Member of the Ohio House of Representatives from the 49th district
- In office January 3, 1973 – January 3, 1978
- Preceded by: Ross Heintzelman
- Succeeded by: Robert Regula

Personal details
- Born: March 24, 1921 Cleveland, Ohio
- Died: May 3, 2017 (aged 96) Ohio, U.S.
- Party: Democratic

= Irene Smart =

American politician

Irene Balogh Smart (March 24, 1921 – May 3, 2017) was an Ohio Democratic Party politician and a former member of the Ohio General Assembly. Smart was a graduate of Wittenberg University, Harvard University, and the William McKinley School of Law. An attorney by trade, Smart first ran for the Ohio House of Representatives in 1972, and defeated Republican incumbent Ross Heintzelman in a narrow victory. She won reelection in 1974, and 1976.
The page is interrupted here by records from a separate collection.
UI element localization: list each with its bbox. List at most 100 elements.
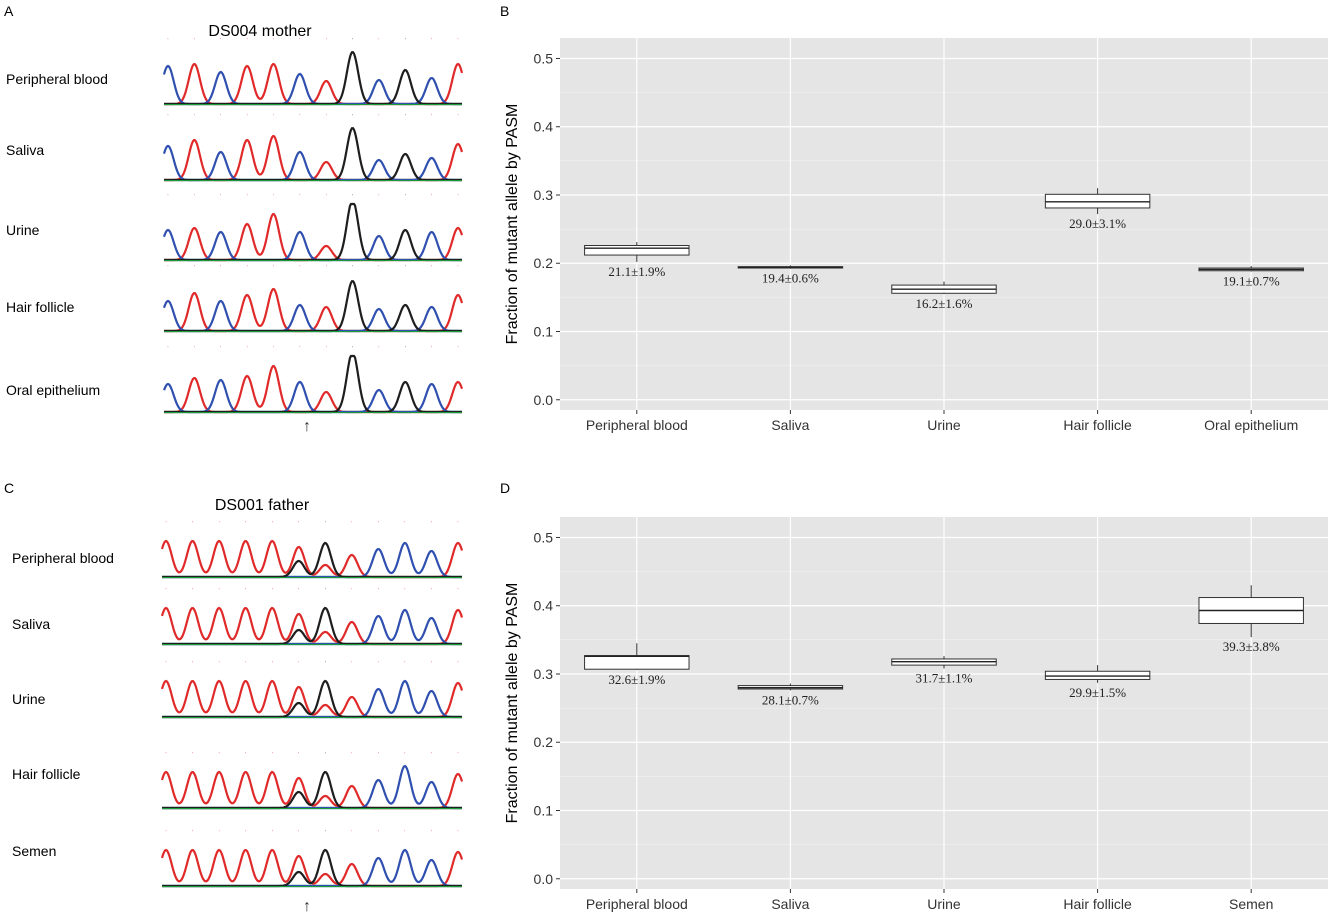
trace-c [162,378,462,414]
box-4 [1198,265,1304,272]
sample-label: Urine [12,691,46,707]
base-call-mark: ' [404,588,405,594]
base-call-mark: ' [273,114,274,120]
y-tick-label: 0.2 [534,734,554,750]
base-call-mark: ' [168,346,169,352]
base-call-mark: ' [378,588,379,594]
sample-label: Peripheral blood [6,71,108,87]
sample-label: Semen [12,843,56,859]
box-3 [1044,665,1151,683]
y-tick-label: 0.5 [534,50,554,66]
y-tick-label: 0.1 [534,803,554,819]
trace-a [164,127,462,182]
base-call-mark: ' [168,114,169,120]
base-call-mark: ' [352,194,353,200]
base-call-mark: ' [378,265,379,271]
mutation-arrow: ↑ [303,898,311,914]
trace-t [164,364,464,414]
base-call-mark: ' [351,521,352,527]
x-tick-label: Urine [927,417,961,433]
base-call-mark: ' [192,830,193,836]
base-call-mark: ' [219,830,220,836]
base-call-mark: ' [458,38,459,44]
base-call-mark: ' [219,752,220,758]
x-tick-label: Saliva [771,896,809,912]
base-call-mark: ' [458,752,459,758]
y-tick-label: 0.5 [534,529,554,545]
base-call-mark: ' [298,752,299,758]
base-call-mark: ' [326,114,327,120]
base-call-mark: ' [219,661,220,667]
base-call-mark: ' [352,114,353,120]
base-call-mark: ' [404,521,405,527]
panel-letter-b: B [500,3,510,19]
panel-letter-c: C [4,480,15,496]
x-tick-label: Semen [1229,896,1273,912]
base-call-mark: ' [299,38,300,44]
sample-label: Saliva [12,616,50,632]
base-call-mark: ' [273,194,274,200]
trace-a [164,51,462,106]
base-call-mark: ' [247,114,248,120]
base-call-mark: ' [431,114,432,120]
chromatogram-title: DS001 father [215,497,310,514]
base-call-mark: ' [431,346,432,352]
x-tick-label: Urine [927,896,961,912]
base-call-mark: ' [166,752,167,758]
base-call-mark: ' [404,830,405,836]
base-call-mark: ' [299,346,300,352]
base-call-mark: ' [245,521,246,527]
boxplot-panel-b: 0.0 0.1 0.2 0.3 0.4 0.5 21.1±1.9% Peripheral bl… [504,38,1328,433]
sample-label: Peripheral blood [12,550,114,566]
box-0 [584,643,690,670]
base-call-mark: ' [220,38,221,44]
box-1 [737,683,844,691]
base-call-mark: ' [220,194,221,200]
base-call-mark: ' [245,830,246,836]
base-call-mark: ' [272,588,273,594]
sample-label: Oral epithelium [6,382,100,398]
base-call-mark: ' [378,38,379,44]
base-call-mark: ' [431,752,432,758]
base-call-mark: ' [326,346,327,352]
chromatogram-title: DS004 mother [208,23,312,40]
y-tick-label: 0.1 [534,324,554,340]
base-call-mark: ' [405,346,406,352]
base-call-mark: ' [431,588,432,594]
base-call-mark: ' [220,265,221,271]
base-call-mark: ' [458,114,459,120]
base-call-mark: ' [245,752,246,758]
base-call-mark: ' [272,661,273,667]
base-call-mark: ' [325,521,326,527]
base-call-mark: ' [219,588,220,594]
trace-a [164,354,462,414]
base-call-mark: ' [219,521,220,527]
base-call-mark: ' [299,114,300,120]
base-call-mark: ' [378,194,379,200]
base-call-mark: ' [405,38,406,44]
base-call-mark: ' [272,521,273,527]
base-call-mark: ' [352,346,353,352]
sample-label: Hair follicle [12,766,81,782]
trace-t [164,134,464,182]
base-call-mark: ' [404,661,405,667]
base-call-mark: ' [351,752,352,758]
base-call-mark: ' [168,38,169,44]
base-call-mark: ' [325,752,326,758]
base-call-mark: ' [168,194,169,200]
y-tick-label: 0.0 [534,392,554,408]
base-call-mark: ' [458,830,459,836]
base-call-mark: ' [352,265,353,271]
base-call-mark: ' [405,265,406,271]
box-annotation: 29.9±1.5% [1069,685,1126,700]
panel-letter-d: D [500,480,511,496]
box-annotation: 21.1±1.9% [608,264,665,279]
base-call-mark: ' [378,830,379,836]
base-call-mark: ' [431,521,432,527]
x-tick-label: Hair follicle [1063,896,1132,912]
base-call-mark: ' [166,588,167,594]
box-2 [891,281,997,294]
base-call-mark: ' [404,752,405,758]
y-tick-label: 0.4 [534,598,554,614]
box-annotation: 32.6±1.9% [608,672,665,687]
In 1977, Smart ran for Canton City Municipal Judge, and won. She took the bench in 1978, resigning her House seat to do so, and was succeeded by Robert Regula. She served on the municipal court until 1985, when she moved up to the Stark County Court of Common Pleas. In 1988, Smart again moved up, this time to the Ohio 5th District Court of Appeals. In 1994, Smart was unable to seek another term since she had hit the 70-year age limit, and retired at the end of her term.